The study authors used six parameters including age at diagnosis, BMI, glutamate decarboxylase antibodies (GADA; to identify patients with autoimmune diabetes), HbA1c, homoeostatic model assessment 2 (HOMA2)-B (to assess β-cell function based on C-peptide concentration), and HOMA2-IR (to assess insulin sensitivity) to create a data-driven classification.
The following clusters were identified:
Cluster 1: (n= 577; 6·4%) characterised by early-onset disease, relatively low BMI, poor metabolic control, insulin deficiency, and presence of GADAappendix, and was labelled as severe autoimmune diabetes (SAID).

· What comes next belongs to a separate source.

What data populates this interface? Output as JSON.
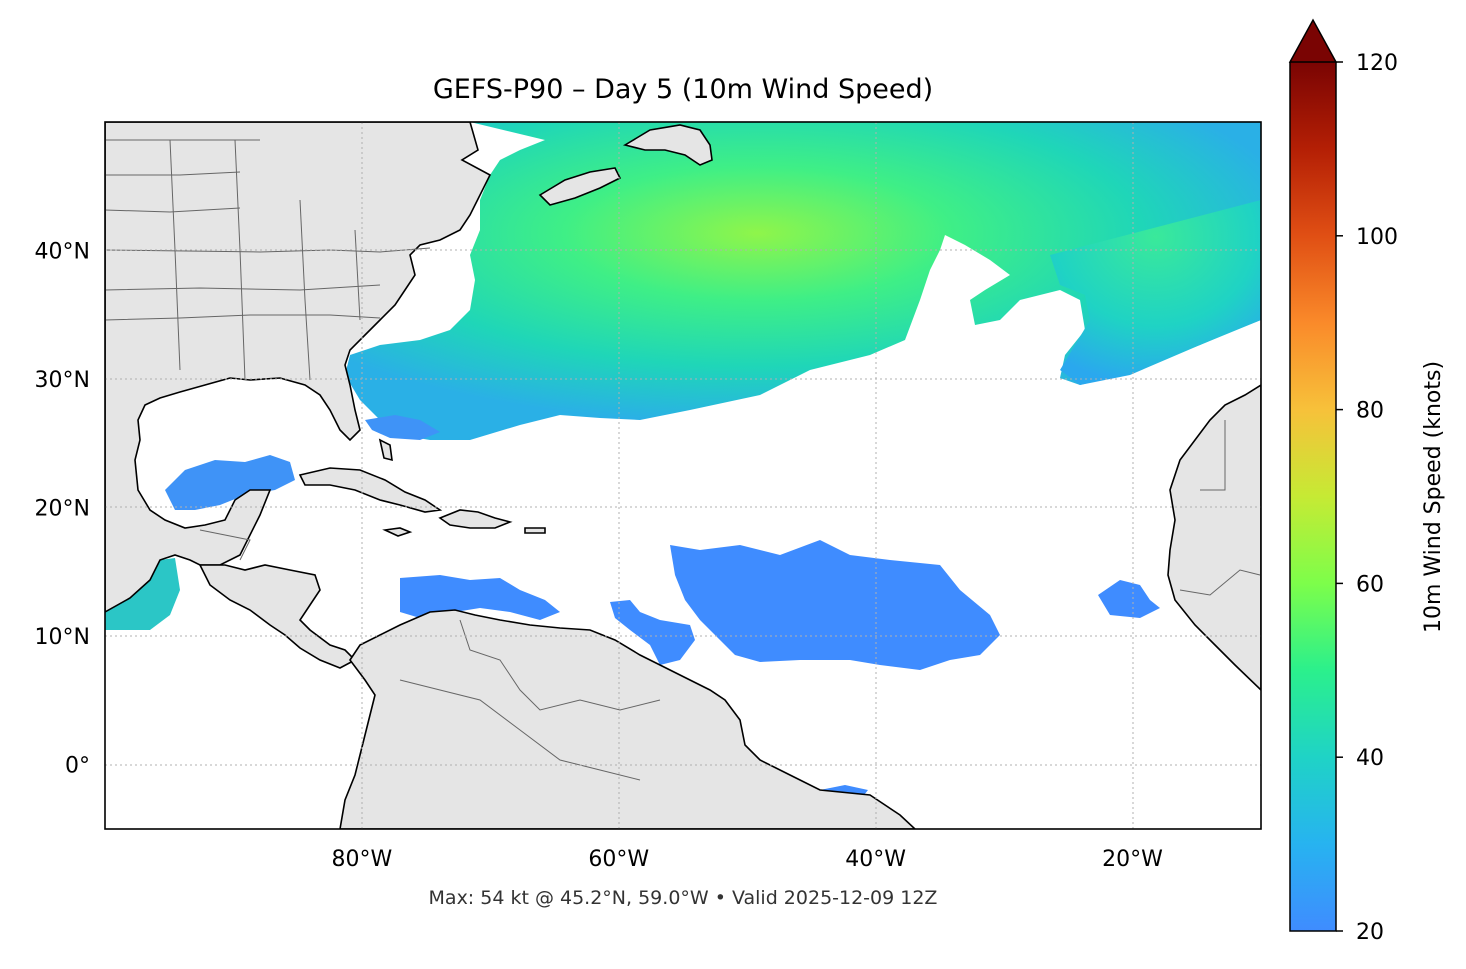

Cluster 2: (n=1575; 17·5%) labelled as severe insulin-deficient diabetes (SIDD), was GADA negative but otherwise similar to cluster 1: low age at onset, relatively low BMI, low insulin secretion (low HOMA2-B index), and poor metabolic control.

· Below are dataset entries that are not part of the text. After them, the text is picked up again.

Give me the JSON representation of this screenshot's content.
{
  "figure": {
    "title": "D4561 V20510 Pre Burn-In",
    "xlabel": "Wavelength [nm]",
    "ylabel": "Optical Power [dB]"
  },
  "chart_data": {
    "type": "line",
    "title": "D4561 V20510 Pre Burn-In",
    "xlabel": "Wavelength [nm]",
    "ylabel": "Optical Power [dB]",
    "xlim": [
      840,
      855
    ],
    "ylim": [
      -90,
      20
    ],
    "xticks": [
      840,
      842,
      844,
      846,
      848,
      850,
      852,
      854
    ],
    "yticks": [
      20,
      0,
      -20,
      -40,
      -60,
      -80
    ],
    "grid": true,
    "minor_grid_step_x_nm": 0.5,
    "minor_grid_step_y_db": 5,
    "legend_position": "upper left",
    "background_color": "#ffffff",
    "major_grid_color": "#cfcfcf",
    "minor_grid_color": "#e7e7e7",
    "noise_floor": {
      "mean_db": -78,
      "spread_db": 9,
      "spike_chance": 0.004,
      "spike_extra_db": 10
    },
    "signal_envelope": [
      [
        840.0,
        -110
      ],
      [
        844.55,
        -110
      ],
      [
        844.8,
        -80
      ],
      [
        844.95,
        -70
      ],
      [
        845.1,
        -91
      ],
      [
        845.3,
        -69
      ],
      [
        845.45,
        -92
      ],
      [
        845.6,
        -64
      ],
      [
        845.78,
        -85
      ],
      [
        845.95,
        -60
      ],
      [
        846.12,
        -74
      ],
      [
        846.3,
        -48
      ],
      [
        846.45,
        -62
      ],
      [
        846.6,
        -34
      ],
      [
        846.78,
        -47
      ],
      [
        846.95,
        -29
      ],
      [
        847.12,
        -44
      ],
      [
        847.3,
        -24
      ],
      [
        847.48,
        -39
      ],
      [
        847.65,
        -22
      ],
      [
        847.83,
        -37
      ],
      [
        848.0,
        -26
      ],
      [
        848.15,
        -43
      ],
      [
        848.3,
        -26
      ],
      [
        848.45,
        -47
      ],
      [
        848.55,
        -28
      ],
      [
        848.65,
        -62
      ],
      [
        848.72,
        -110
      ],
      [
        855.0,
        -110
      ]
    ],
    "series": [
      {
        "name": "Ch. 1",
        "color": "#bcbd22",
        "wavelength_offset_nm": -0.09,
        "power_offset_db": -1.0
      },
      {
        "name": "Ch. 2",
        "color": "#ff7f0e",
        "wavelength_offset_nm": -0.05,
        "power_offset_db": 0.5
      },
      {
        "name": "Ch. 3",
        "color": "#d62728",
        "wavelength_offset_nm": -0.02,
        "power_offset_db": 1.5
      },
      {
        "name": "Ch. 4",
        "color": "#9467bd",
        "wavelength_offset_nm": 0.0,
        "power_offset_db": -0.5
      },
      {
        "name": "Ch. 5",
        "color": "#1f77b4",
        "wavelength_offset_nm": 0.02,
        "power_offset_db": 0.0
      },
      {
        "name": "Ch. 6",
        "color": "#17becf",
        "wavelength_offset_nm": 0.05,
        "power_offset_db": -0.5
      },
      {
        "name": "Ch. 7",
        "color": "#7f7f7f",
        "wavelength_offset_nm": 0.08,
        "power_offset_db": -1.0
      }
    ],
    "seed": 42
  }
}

Cluster 3: (n= 1373; 15·3%) labelled as severe insulin-resistant diabetes (SIRD) and characterised by insulin resistance (high HOMA2-IR index) and high BMI.

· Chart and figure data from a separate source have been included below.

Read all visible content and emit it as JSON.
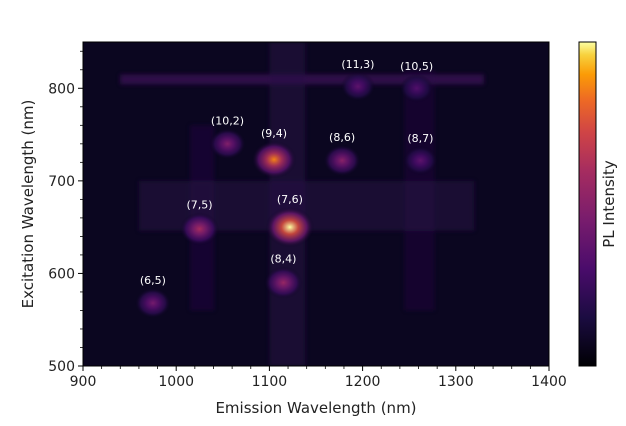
{
  "chart_data": {
    "type": "heatmap",
    "title": "",
    "xlabel": "Emission Wavelength (nm)",
    "ylabel": "Excitation Wavelength (nm)",
    "colorbar_label": "PL Intensity",
    "xlim": [
      900,
      1400
    ],
    "ylim": [
      500,
      850
    ],
    "x_ticks": [
      900,
      1000,
      1100,
      1200,
      1300,
      1400
    ],
    "y_ticks": [
      500,
      600,
      700,
      800
    ],
    "colormap": "inferno",
    "background_color": "#0b0620",
    "peaks": [
      {
        "label": "(6,5)",
        "emission": 975,
        "excitation": 568,
        "intensity": 0.38
      },
      {
        "label": "(7,5)",
        "emission": 1025,
        "excitation": 648,
        "intensity": 0.55
      },
      {
        "label": "(10,2)",
        "emission": 1055,
        "excitation": 740,
        "intensity": 0.42
      },
      {
        "label": "(9,4)",
        "emission": 1105,
        "excitation": 723,
        "intensity": 0.82
      },
      {
        "label": "(7,6)",
        "emission": 1122,
        "excitation": 650,
        "intensity": 1.0
      },
      {
        "label": "(8,4)",
        "emission": 1115,
        "excitation": 590,
        "intensity": 0.5
      },
      {
        "label": "(8,6)",
        "emission": 1178,
        "excitation": 722,
        "intensity": 0.45
      },
      {
        "label": "(11,3)",
        "emission": 1195,
        "excitation": 802,
        "intensity": 0.3
      },
      {
        "label": "(10,5)",
        "emission": 1258,
        "excitation": 800,
        "intensity": 0.26
      },
      {
        "label": "(8,7)",
        "emission": 1262,
        "excitation": 722,
        "intensity": 0.3
      }
    ]
  }
}
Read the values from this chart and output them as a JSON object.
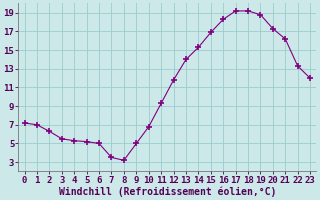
{
  "x": [
    0,
    1,
    2,
    3,
    4,
    5,
    6,
    7,
    8,
    9,
    10,
    11,
    12,
    13,
    14,
    15,
    16,
    17,
    18,
    19,
    20,
    21,
    22,
    23
  ],
  "y": [
    7.2,
    7.0,
    6.3,
    5.5,
    5.3,
    5.2,
    5.0,
    3.5,
    3.2,
    5.0,
    6.8,
    9.3,
    11.8,
    14.0,
    15.3,
    16.9,
    18.3,
    19.2,
    19.2,
    18.8,
    17.3,
    16.2,
    13.3,
    12.0
  ],
  "line_color": "#800080",
  "marker": "+",
  "marker_size": 5,
  "bg_color": "#cce8e8",
  "grid_color": "#99cccc",
  "xlabel": "Windchill (Refroidissement éolien,°C)",
  "xlabel_fontsize": 7,
  "tick_fontsize": 6.5,
  "ylim": [
    2,
    20
  ],
  "xlim": [
    -0.5,
    23.5
  ],
  "yticks": [
    3,
    5,
    7,
    9,
    11,
    13,
    15,
    17,
    19
  ],
  "xticks": [
    0,
    1,
    2,
    3,
    4,
    5,
    6,
    7,
    8,
    9,
    10,
    11,
    12,
    13,
    14,
    15,
    16,
    17,
    18,
    19,
    20,
    21,
    22,
    23
  ]
}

Cluster 4: (n= 1942; 21·6%) characterised by obesity but not by insulin resistance, and labelled as mild obesity-related diabetes (MOD).
Cluster 5: (n= 3513; 39·1%) labelled as mild age-related diabetes [MARD]) were older than patients in other clusters, but showed, similar to cluster 4, only modest metabolic derangements.
The study authors note that the new clusters do not represent different aetiologies of diabetes, nor that this clustering is the optimal classification of diabetes subtypes.
A related editorial notes that whilst this classification is compelling, the study was conducted in reasonably homogeneous Scandinavian population therefore the generalisability of the results might be limited by genetic or environmental risk factors.